The Turn Toward Congress in Administrative Law
Boston University Law Review, 2009
54 Pages Posted: 23 Feb 2009
Date Written: February 17, 2009
Abstract
Congress engages in an extensive and ever-increasing level of oversight of the activities of the Executive Branch. The level of observation and supervision is high enough that it is appropriate to hold Congress responsible for a very high proportion of the activities of the Executive Branch. In recent years, so much attention has been paid to assertions of power by the President and the Supreme Court, Congress has been somewhat neglected. This paper analyzes the power of Congress mainly through an administrative law lens with the aim of pointing out ways in which Congress has remained or become responsible for administrative law. Congress has become more responsible in recent years, not because of any improvements or reforms it has undertaken, but rather because developments in administrative law have placed responsibility on Congress. Some of the most important developments in administrative law in recent years can be traced to reinforcement, by federal courts reviewing administrative action, of Congress's primacy as the most powerful policymaking branch of the federal government. I do not mean to argue that the law has consistently moved in the direction of congressional primacy. By and large, the Supreme Court has promoted its own agenda to the exclusion of deference to anyone else, including Congress, the Executive Branch and all branches of state governments. However, in some areas of administrative law, the Court seems to have turned toward Congress and away from the Executive Branch.
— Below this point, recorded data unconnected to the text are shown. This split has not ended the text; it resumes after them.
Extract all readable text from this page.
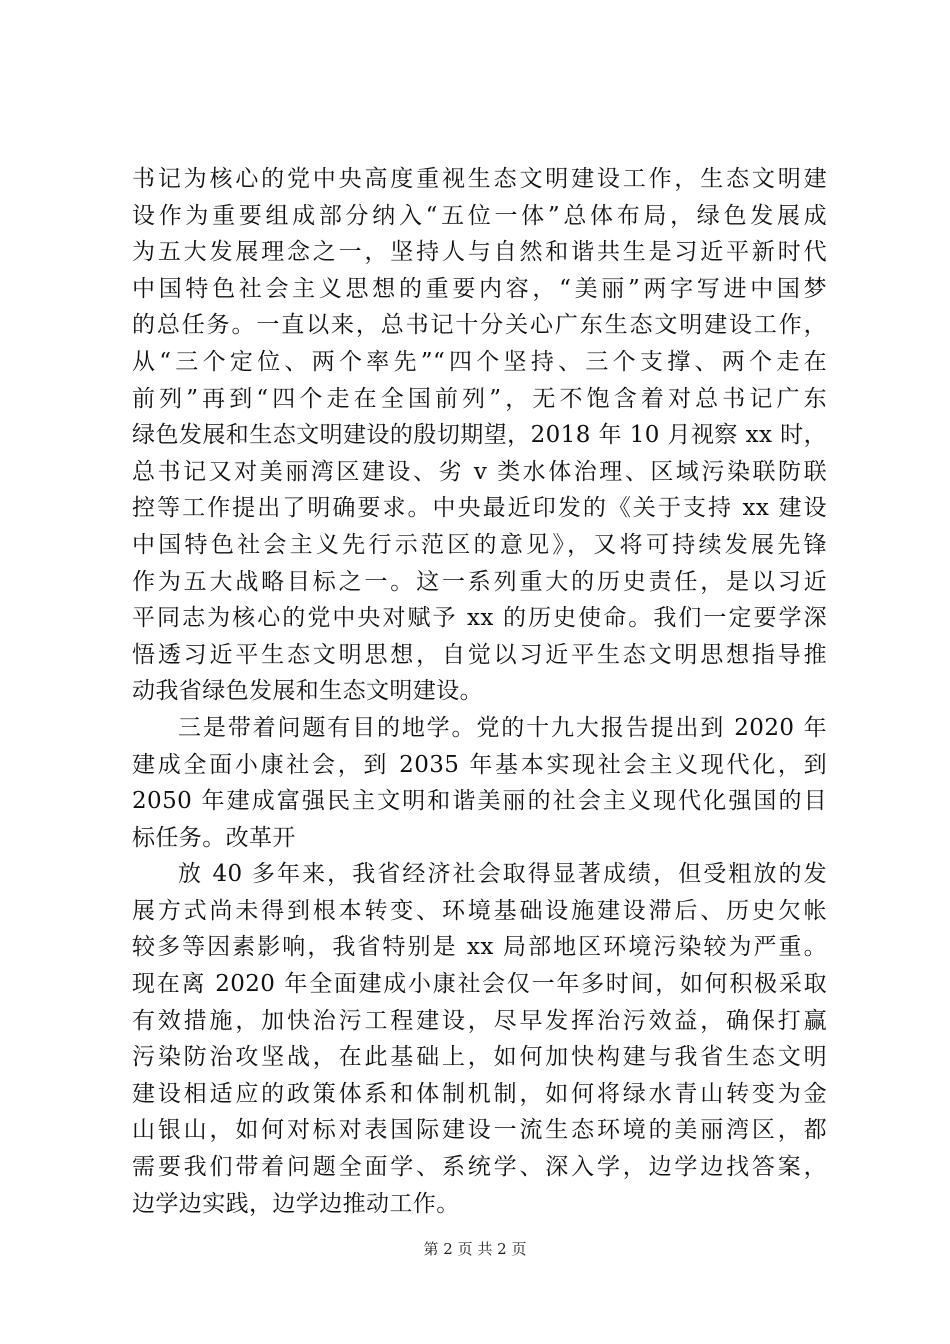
书记为核心的党中央高度重视生态文明建设工作，生态文明建
设作为重要组成部分纳入“五位一体”总体布局，绿色发展成
为五大发展理念之一，坚持人与自然和谐共生是习近平新时代
中国特色社会主义思想的重要内容，“美丽”两字写进中国梦
的总任务。一直以来，总书记十分关心广东生态文明建设工作，
从“三个定位、两个率先”“四个坚持、三个支撑、两个走在
前列”再到“四个走在全国前列”，无不饱含着对总书记广东
绿色发展和生态文明建设的殷切期望，2018 年 10 月视察 xx 时，
总书记又对美丽湾区建设、劣 v 类水体治理、区域污染联防联
控等工作提出了明确要求。中央最近印发的《关于支持 xx 建设
中国特色社会主义先行示范区的意见》，又将可持续发展先锋
作为五大战略目标之一。这一系列重大的历史责任，是以习近
平同志为核心的党中央对赋予 xx 的历史使命。我们一定要学深
悟透习近平生态文明思想，自觉以习近平生态文明思想指导推
动我省绿色发展和生态文明建设。
三是带着问题有目的地学。党的十九大报告提出到 2020 年
建成全面小康社会，到 2035 年基本实现社会主义现代化，到
2050 年建成富强民主文明和谐美丽的社会主义现代化强国的目
标任务。改革开
放 40 多年来，我省经济社会取得显著成绩，但受粗放的发
展方式尚未得到根本转变、环境基础设施建设滞后、历史欠帐
较多等因素影响，我省特别是 xx 局部地区环境污染较为严重。
现在离 2020 年全面建成小康社会仅一年多时间，如何积极采取
有效措施，加快治污工程建设，尽早发挥治污效益，确保打赢
污染防治攻坚战，在此基础上，如何加快构建与我省生态文明
建设相适应的政策体系和体制机制，如何将绿水青山转变为金
山银山，如何对标对表国际建设一流生态环境的美丽湾区，都
需要我们带着问题全面学、系统学、深入学，边学边找答案，
边学边实践，边学边推动工作。
第 2 页 共 2 页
As compared with policymaking in the Judicial and Executive Branches, Congress is the most democratic and legitimate of the three federal branches, including even the independent agencies which are supposed to be shielded from politics but instead may be the most political of all. In fact, a key argument of this paper is that recent developments in administrative law exhibit a return to congressional primacy both in matters of interpretation and matters of policy, and that this is a good thing in terms of accountability and legitimacy.